AIM: The aim was to compare the performances of the World Health Organization (WHO) and population-based (PB) references in the screening for hydrocephalus in infants aged <2 years. METHODS: We collected 341 longitudinal head circumference (HC) measurements of hydrocephalic infants and 120 181 measurements of 15 145 healthy infants from primary care. The measurements were converted into z-scores, and a new screening parameter, change in HC standard deviation score (SDS) over time (ΔHC SDS), was calculated. Comparisons were made using receiver operating characteristics analysis and linear mixed models. RESULTS: The mean HC SDSWHO was 3.5 and the mean HC SDSPB was 2.9 in the hydrocephalic infants, and in healthy children, those numbers were 1.0 SDSWHO and 0 SDSPB , respectively. The best screening accuracy was obtained with the PB reference in combination with the ΔHC SDS parameter (AUC 0.89). The accuracy of the WHO standard could be improved to a similar level by customising the screening cut-offs of HC SDS according to the population and combining screening parameters. CONCLUSIONS: Auxology alone was not sufficient for the screening of hydrocephalus. The WHO standard should be validated in the population, and population-specific cut-offs for normality defined before its introduction.

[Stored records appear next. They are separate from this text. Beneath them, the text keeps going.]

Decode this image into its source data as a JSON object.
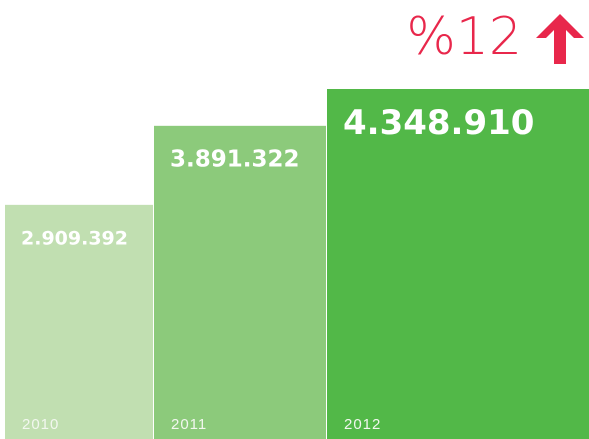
{
  "chart_data": {
    "type": "bar",
    "annotation": "%12",
    "categories": [
      "2010",
      "2011",
      "2012"
    ],
    "values": [
      2909392,
      3891322,
      4348910
    ],
    "value_labels": [
      "2.909.392",
      "3.891.322",
      "4.348.910"
    ],
    "colors": [
      "#c1dfb1",
      "#8cca7b",
      "#52b848"
    ],
    "annotation_color": "#e8274b"
  }
}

Elevated head circumference-to-height ratio is an early and frequent feature in children with neurofibromatosis type 1.

BACKGROUND/AIMS: Children with neurofibromatosis type 1 (NF1) tend to be macrocephalic and short. Our aim was to define the incidence and diagnostic accuracy of elevated head circumference-to-height ratio (HCHR) in children with NF1 and to assess if elevated HCHR would facilitate early diagnosis of NF1. METHODS: Retrospective analysis of growth and health data of 80 NF1 patients aged 0-7 years was performed. The incidence and diagnostic accuracy of elevated HCHR for NF1 was analyzed using receiver operating characteristic curves. RESULTS: The median age when the first elevated (≥2.0 SDS) HCHR value was detected was 0.3 years (range 0.0-5.3). At the median age of diagnosis (3.6 years), 53.8% of NF1 children exhibited elevated HCHR. The diagnostic accuracy of HCHR alone was 0.78 (95% CI 0.72-0.84), but in comparison with the seven National Institutes of Health diagnostic criteria for NF1, elevated HCHR was the second most prevalent feature. CONCLUSION: Elevated HCHR is an early and frequent feature in NF1 children. Taking HCHR into account would facilitate the early detection of NF1.